And you thought designer dogs were getting expensive.
According to a 2010 study by Equine Canada, it costs the average horse owner $2,700 a year to keep a horse. Vet bills, feed and grooming can add up quickly.
The study suggests there is $29 billion invested in the Canadian horse industry. There are an estimated 963,500 horses from coast to coast, translating to one full-time job for every 32 horses. The horse industry contributes as much as $19 billion to the Canadian economy, up $5 billion from 2003.
Considering the size and scope of the industry, Canadians have very few options when it comes to one of the industry's primary occupations. The farrier, or blacksmith, is one of the most critical contributors to the health and welfare of horses. Yet unless you live in Western Canada, formal training in the art can be hard to come by.

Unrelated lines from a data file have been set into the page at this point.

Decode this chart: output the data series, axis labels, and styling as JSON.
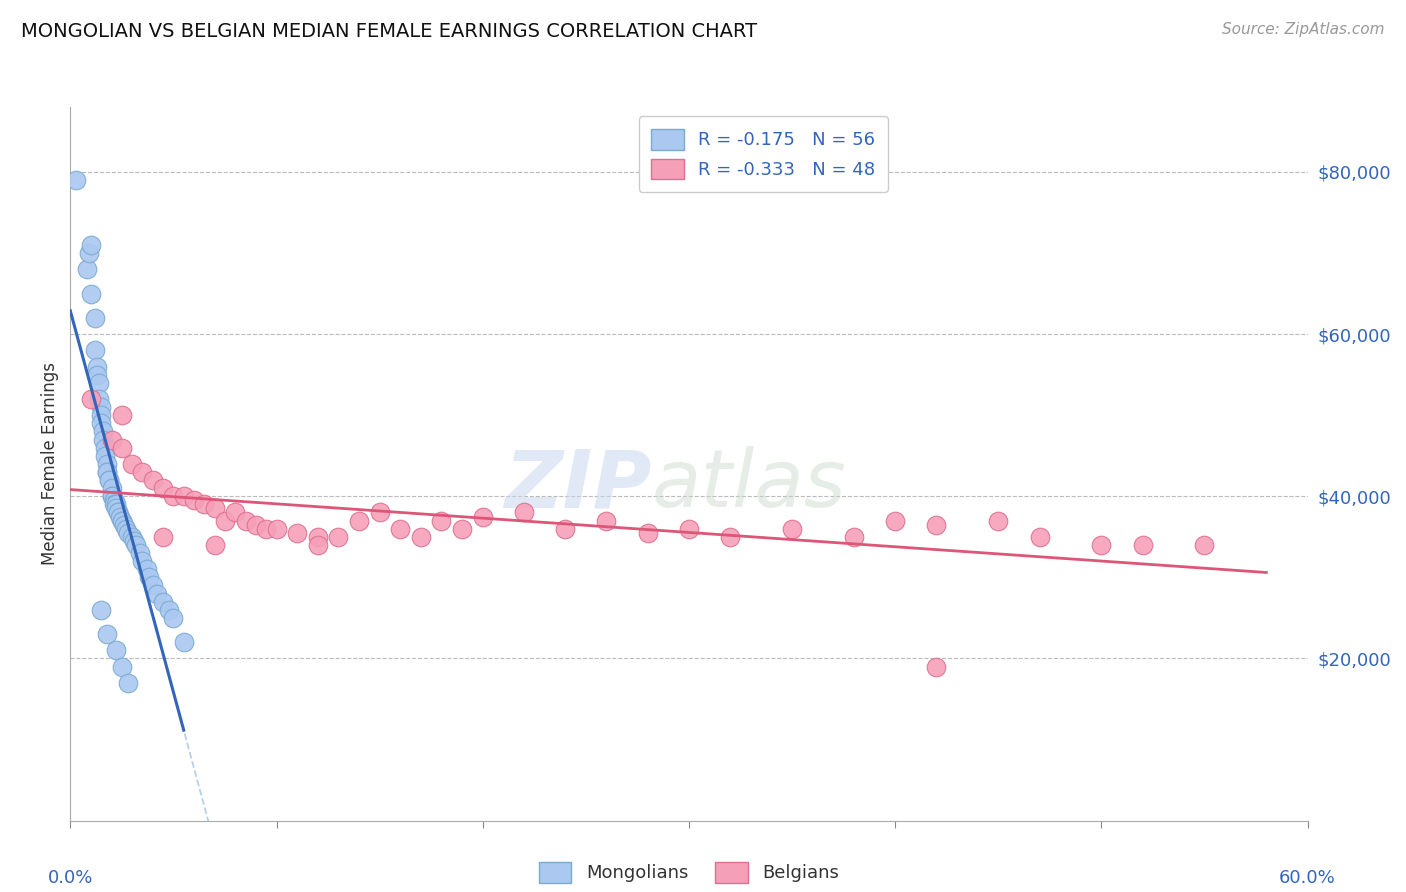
{
  "title": "MONGOLIAN VS BELGIAN MEDIAN FEMALE EARNINGS CORRELATION CHART",
  "source": "Source: ZipAtlas.com",
  "ylabel": "Median Female Earnings",
  "yticks": [
    0,
    20000,
    40000,
    60000,
    80000
  ],
  "ytick_labels": [
    "",
    "$20,000",
    "$40,000",
    "$60,000",
    "$80,000"
  ],
  "xlim": [
    0.0,
    0.6
  ],
  "ylim": [
    0,
    88000
  ],
  "mongolian_r": -0.175,
  "mongolian_n": 56,
  "belgian_r": -0.333,
  "belgian_n": 48,
  "mongolian_color": "#aac8f0",
  "mongolian_edge": "#7aaad0",
  "belgian_color": "#f5a0b8",
  "belgian_edge": "#dd7090",
  "mongolian_line_color": "#3366bb",
  "belgian_line_color": "#dd5577",
  "mongolian_dashed_color": "#99bbdd",
  "background_color": "#ffffff",
  "grid_color": "#bbbbbb",
  "title_color": "#111111",
  "label_color": "#3366bb",
  "mongolian_x": [
    0.003,
    0.008,
    0.009,
    0.01,
    0.01,
    0.012,
    0.012,
    0.013,
    0.013,
    0.014,
    0.014,
    0.015,
    0.015,
    0.015,
    0.016,
    0.016,
    0.017,
    0.017,
    0.018,
    0.018,
    0.018,
    0.019,
    0.019,
    0.02,
    0.02,
    0.02,
    0.021,
    0.021,
    0.022,
    0.022,
    0.023,
    0.023,
    0.024,
    0.025,
    0.025,
    0.026,
    0.027,
    0.028,
    0.03,
    0.031,
    0.032,
    0.034,
    0.035,
    0.037,
    0.038,
    0.04,
    0.042,
    0.045,
    0.048,
    0.05,
    0.055,
    0.015,
    0.018,
    0.022,
    0.025,
    0.028
  ],
  "mongolian_y": [
    79000,
    68000,
    70000,
    71000,
    65000,
    62000,
    58000,
    56000,
    55000,
    54000,
    52000,
    51000,
    50000,
    49000,
    48000,
    47000,
    46000,
    45000,
    44000,
    43000,
    43000,
    42000,
    42000,
    41000,
    40000,
    40000,
    39500,
    39000,
    39000,
    38500,
    38000,
    38000,
    37500,
    37000,
    37000,
    36500,
    36000,
    35500,
    35000,
    34500,
    34000,
    33000,
    32000,
    31000,
    30000,
    29000,
    28000,
    27000,
    26000,
    25000,
    22000,
    26000,
    23000,
    21000,
    19000,
    17000
  ],
  "belgian_x": [
    0.01,
    0.02,
    0.025,
    0.03,
    0.035,
    0.04,
    0.045,
    0.05,
    0.055,
    0.06,
    0.065,
    0.07,
    0.075,
    0.08,
    0.085,
    0.09,
    0.095,
    0.1,
    0.11,
    0.12,
    0.13,
    0.14,
    0.15,
    0.16,
    0.17,
    0.18,
    0.19,
    0.2,
    0.22,
    0.24,
    0.26,
    0.28,
    0.3,
    0.32,
    0.35,
    0.38,
    0.4,
    0.42,
    0.45,
    0.47,
    0.5,
    0.52,
    0.55,
    0.025,
    0.045,
    0.07,
    0.12,
    0.42
  ],
  "belgian_y": [
    52000,
    47000,
    46000,
    44000,
    43000,
    42000,
    41000,
    40000,
    40000,
    39500,
    39000,
    38500,
    37000,
    38000,
    37000,
    36500,
    36000,
    36000,
    35500,
    35000,
    35000,
    37000,
    38000,
    36000,
    35000,
    37000,
    36000,
    37500,
    38000,
    36000,
    37000,
    35500,
    36000,
    35000,
    36000,
    35000,
    37000,
    36500,
    37000,
    35000,
    34000,
    34000,
    34000,
    50000,
    35000,
    34000,
    34000,
    19000
  ],
  "watermark_text": "ZIP​atlas",
  "legend_label_mongo": "R = -0.175   N = 56",
  "legend_label_belg": "R = -0.333   N = 48"
}
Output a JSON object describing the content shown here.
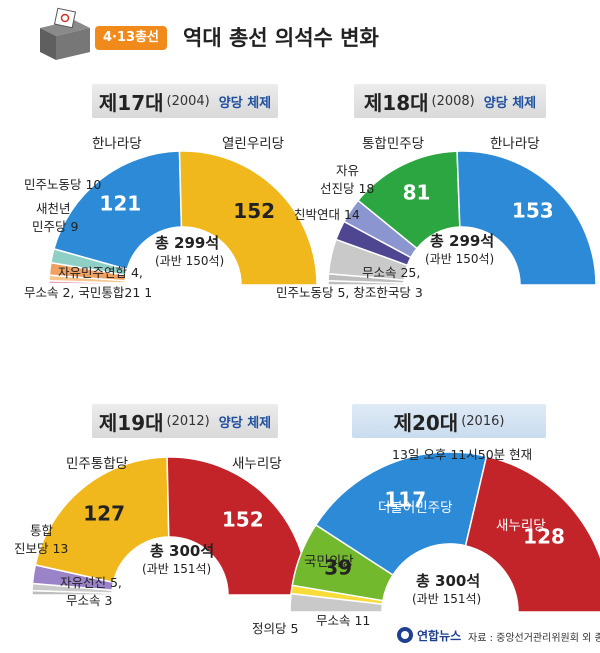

Luckily for horse owners in the Lower Mainland, Kwantlen Polytechnic University's Cloverdale campus offers a foundation program for would-be farriers to eventually become a qualified blacksmith.
The B.C. chapter of the Canadian Welders Association hosted a blacksmith demonstration there last Saturday.
As instructor Gerard Laverty put the final nail in place of a horseshoe he created, he couldn't help but laugh when he described his own profession.
"People are still shocked that blacksmiths still exist," said Laverty, "but there is a strong recreational market out there."
Laverty compares it to the tire industry. Sooner or later, wear and tear means you're going to need to replace what you're riding on. A horse is no different.
That's where Kwantlen's farrier program comes into play. After spending nine months under the guidance of instructors like Laverty, farriers then go out and apprentice under someone who can continue to guide the process.
"You need to spend about three years working under someone who has that watchful eye. It's critical to develop that good judgment," he said.
The key is patience and understanding, he added. Horses and their shoes are rarely a simple fit. Hooves crack, slope and come in all different shapes and sizes. So matching a shoe means understanding the needs of a particular horse. Laverty says that's why so many people in the program have a strong horse background before they come to Kwantlen, including many women.
Aili Sundberg is a program assistant in the farrier program in Cloverdale. Her passion for horses started when she was seven.
"It's been a life-long passion - or an obsession," she said, laughing. "But I think you have to be passionate to do it well."
After graduating from the program in 2008, Sundberg headed back to her home in northern B.C. But a lack of training opportunities brought her back to the Surrey area, where she now works with new students looking for a career as a blacksmith. "I can't think of anything I'd rather do," she said.